Unlike the other policies, the oneshot policy does not reuse workers but rather creates a new worker and forwards a request to it, even if they have the same service path. The reason supabase/cli chose this policy as the default is that the source code can be changed by developers at any time, so that the next request will reflect the changed source code. So it is not used in production(and Supabase Edge Functions) because it is highly inefficient for the reasons described above.

If you change the policy, I think you'll probably get a different result.

I was able to reproduce your issue exactly locally on the oneshot policy using your code, but I was also able to confirm that the per_worker policy is not affected by this issue.

Of course, my experience doesn't guarantee that you won't have the same issue with Supabase Edge Functions.

Today, I came across an author on Reddit discussing this same topic, and it seemed that the author was also experiencing these issues with Supabase Edge Functions.

My expectation is that these issues should be handled well by the per_worker policy, but it looks like sometimes it's not able to properly forward the many request traffic to the workers and just gives up. (Forgive me, I have very limited visibility for Edge Functions because I am not a member of the Supabase team).

I have opened PR-382 to better handle this situation, and once this is merged, they will be able to implement more specific request scheduling on top of the per_worker policy, which I believe will mitigate these issues.

I will put this on my watchlist and will let you guys know if there are any updates on this issue in the future.

Have a great day!

nathanaeng commented 6 days ago

Thanks for the detailed response! Yep, I have looked into the per_worker policy and while it might work fine for the simple edge function I provided above, it was failing for a more complex edge function that performs a read, text embedding, and write. I can't recall how many concurrent requests it was able to handle, it might have been a bit more than oneshot but it was still underwhelming unfortunately. Additionally, I was able to replicate this error on my remote DB (Supabase hosted) which makes me think it's not just a local hosting issue. Thanks for helping though!
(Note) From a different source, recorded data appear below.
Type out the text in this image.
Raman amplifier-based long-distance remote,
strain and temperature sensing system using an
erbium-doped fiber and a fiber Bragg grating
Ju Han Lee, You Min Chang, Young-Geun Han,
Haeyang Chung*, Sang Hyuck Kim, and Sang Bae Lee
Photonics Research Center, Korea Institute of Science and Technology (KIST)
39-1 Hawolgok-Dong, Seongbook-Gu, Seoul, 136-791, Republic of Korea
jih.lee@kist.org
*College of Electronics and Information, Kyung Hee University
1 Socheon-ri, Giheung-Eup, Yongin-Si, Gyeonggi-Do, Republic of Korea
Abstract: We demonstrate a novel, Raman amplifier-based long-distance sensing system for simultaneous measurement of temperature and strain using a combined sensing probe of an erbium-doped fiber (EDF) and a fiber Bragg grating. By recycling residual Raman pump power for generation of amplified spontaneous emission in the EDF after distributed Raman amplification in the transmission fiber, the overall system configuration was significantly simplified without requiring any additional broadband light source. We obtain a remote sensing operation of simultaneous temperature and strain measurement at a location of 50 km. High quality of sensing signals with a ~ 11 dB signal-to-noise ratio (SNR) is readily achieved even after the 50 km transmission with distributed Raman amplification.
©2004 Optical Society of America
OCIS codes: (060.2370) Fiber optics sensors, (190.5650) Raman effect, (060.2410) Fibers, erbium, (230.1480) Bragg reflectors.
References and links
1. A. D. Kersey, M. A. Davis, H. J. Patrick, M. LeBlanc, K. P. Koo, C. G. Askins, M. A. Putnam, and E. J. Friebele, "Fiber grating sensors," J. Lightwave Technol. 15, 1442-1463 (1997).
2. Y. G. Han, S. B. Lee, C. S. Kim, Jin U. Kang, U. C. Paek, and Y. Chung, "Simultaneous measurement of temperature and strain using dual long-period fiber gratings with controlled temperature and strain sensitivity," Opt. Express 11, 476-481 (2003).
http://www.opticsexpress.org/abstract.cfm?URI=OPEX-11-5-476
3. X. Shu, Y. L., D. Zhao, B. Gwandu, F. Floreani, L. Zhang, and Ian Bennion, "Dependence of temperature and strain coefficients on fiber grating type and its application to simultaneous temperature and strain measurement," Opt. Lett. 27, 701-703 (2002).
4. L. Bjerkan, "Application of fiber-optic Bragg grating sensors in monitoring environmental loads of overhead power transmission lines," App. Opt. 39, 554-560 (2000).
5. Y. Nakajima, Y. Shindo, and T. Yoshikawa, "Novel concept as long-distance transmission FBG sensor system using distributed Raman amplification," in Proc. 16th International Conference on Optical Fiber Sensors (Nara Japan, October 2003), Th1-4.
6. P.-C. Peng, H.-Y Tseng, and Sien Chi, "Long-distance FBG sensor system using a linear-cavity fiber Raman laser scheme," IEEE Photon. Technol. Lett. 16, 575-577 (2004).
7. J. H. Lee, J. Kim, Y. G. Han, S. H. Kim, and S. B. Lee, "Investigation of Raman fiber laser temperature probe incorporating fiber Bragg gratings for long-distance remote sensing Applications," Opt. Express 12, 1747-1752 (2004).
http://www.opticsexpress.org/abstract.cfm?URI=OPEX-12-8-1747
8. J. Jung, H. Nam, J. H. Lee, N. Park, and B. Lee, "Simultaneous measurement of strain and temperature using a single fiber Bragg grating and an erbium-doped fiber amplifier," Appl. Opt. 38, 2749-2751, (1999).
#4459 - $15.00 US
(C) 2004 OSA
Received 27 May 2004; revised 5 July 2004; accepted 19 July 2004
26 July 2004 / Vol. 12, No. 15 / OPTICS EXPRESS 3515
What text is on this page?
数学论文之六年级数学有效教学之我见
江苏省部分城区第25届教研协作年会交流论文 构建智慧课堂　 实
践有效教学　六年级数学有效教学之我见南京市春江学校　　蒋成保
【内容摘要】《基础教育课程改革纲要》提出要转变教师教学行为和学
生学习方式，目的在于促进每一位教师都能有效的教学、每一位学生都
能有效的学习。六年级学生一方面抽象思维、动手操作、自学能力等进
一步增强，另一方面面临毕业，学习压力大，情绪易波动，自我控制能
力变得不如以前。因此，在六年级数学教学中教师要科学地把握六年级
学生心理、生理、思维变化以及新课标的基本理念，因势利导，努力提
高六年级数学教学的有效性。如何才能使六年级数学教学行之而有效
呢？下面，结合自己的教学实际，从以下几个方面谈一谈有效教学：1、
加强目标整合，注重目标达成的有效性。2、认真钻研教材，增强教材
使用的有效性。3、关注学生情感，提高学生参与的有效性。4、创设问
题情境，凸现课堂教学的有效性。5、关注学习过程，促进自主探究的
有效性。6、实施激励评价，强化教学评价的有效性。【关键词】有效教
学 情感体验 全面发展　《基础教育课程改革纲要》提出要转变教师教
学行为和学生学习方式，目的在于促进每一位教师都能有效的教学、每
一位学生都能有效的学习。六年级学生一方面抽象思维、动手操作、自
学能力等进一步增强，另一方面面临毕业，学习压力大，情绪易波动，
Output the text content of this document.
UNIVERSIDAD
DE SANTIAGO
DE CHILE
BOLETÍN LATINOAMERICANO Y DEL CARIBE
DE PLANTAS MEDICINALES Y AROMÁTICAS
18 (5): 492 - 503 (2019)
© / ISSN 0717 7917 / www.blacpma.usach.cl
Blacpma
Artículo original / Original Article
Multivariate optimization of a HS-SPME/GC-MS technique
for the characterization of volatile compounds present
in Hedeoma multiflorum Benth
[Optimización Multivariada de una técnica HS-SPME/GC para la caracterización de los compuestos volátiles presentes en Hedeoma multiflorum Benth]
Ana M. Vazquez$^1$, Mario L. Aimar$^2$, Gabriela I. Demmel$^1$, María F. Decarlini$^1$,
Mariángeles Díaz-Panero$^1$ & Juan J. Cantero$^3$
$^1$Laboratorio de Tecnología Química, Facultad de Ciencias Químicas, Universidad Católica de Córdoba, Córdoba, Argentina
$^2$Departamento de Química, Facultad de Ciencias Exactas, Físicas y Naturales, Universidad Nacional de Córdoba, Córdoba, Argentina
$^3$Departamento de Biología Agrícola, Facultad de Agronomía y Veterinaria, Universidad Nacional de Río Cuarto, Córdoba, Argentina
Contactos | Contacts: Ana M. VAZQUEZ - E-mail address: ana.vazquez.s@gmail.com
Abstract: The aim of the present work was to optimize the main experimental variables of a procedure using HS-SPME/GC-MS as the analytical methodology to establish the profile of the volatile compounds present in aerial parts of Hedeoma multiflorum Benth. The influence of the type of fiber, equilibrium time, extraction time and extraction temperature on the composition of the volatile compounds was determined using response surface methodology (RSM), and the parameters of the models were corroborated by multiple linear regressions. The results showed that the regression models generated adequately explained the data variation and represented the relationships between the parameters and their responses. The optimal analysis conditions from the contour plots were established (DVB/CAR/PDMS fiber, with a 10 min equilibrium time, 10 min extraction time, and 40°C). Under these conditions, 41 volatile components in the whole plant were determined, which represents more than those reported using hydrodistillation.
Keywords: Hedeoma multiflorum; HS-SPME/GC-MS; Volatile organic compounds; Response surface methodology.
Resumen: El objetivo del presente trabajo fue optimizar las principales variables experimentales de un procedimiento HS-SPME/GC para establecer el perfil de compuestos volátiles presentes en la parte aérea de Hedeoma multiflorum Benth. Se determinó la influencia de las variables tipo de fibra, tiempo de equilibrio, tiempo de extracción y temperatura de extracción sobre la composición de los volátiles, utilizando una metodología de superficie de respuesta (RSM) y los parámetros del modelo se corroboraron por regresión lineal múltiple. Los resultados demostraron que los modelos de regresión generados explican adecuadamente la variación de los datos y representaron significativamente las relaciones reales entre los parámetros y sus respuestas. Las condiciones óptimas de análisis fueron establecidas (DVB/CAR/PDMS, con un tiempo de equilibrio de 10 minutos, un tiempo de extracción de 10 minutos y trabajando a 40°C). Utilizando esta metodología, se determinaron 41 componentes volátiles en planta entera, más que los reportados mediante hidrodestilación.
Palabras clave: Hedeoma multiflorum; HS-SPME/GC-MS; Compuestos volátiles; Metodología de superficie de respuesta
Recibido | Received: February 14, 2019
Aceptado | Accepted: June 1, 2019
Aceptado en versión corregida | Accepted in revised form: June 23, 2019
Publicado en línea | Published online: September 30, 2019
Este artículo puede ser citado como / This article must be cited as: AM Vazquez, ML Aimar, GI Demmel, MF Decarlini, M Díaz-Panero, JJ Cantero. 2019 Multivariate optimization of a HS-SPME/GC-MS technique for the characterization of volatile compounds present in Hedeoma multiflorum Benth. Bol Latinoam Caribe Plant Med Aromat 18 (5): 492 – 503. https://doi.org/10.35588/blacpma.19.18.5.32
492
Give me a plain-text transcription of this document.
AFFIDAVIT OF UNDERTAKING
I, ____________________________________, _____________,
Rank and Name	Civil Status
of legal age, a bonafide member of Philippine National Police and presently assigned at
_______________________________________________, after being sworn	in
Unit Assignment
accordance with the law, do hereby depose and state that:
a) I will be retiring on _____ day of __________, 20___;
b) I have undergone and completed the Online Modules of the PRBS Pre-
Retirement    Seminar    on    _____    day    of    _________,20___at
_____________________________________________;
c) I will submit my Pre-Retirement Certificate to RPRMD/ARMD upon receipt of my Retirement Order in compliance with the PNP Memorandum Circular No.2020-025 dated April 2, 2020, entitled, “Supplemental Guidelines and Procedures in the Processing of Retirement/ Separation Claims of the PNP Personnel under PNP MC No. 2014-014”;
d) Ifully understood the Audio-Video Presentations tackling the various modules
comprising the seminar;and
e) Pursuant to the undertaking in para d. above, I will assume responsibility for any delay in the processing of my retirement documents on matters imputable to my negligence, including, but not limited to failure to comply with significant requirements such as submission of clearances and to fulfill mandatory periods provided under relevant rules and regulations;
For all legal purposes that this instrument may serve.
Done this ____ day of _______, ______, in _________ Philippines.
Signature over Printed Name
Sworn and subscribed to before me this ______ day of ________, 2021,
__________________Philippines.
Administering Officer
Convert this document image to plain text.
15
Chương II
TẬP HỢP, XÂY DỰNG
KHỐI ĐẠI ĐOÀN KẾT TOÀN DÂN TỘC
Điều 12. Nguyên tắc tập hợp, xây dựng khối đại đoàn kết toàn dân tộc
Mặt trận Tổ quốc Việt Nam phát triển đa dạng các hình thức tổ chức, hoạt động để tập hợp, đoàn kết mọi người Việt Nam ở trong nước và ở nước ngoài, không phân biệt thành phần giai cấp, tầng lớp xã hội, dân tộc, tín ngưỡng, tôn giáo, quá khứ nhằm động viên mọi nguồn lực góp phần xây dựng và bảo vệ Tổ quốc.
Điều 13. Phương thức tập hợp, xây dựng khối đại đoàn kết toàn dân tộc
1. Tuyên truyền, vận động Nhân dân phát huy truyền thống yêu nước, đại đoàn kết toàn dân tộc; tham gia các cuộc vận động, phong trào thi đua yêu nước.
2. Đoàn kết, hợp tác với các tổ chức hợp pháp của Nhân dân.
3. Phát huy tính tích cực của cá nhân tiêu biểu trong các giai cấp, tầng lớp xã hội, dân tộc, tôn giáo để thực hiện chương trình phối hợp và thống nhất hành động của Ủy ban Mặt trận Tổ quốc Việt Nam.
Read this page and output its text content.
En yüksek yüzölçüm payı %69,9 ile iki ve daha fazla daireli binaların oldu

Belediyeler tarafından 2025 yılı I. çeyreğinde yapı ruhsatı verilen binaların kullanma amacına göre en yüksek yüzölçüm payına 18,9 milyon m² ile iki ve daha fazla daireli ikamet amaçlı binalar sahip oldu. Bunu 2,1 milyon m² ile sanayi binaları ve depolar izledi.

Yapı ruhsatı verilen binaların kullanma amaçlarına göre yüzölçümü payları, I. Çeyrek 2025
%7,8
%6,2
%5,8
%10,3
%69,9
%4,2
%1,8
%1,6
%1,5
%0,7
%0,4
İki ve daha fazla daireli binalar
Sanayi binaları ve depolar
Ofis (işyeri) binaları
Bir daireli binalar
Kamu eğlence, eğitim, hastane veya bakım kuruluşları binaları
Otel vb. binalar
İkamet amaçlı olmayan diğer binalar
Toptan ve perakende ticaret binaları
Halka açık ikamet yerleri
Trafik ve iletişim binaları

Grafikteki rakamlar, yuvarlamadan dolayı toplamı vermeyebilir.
thurahtetaung commented 4 days ago

Hello @nyannyacha , thanks for your detailed response. As someone who self-hosts edge functions separately (not together with supabase docker compose), where should I go about changing the policies you mentioned? I suspect it is in the main function index.ts with forceCreate = true or false but I am not sure and I am still getting those 502 errors after 30-50 concurrent requests even with the forceCreate = false option. Can you help me figure out some other configurations in the main function where I can optimize for better scaling performance? I am running it in multiple replicas in my K8s deployment but the replicas still cannot pass the load test because the edge runtime container stop responding to requests and return 502 with the above error after a few concurrent requests.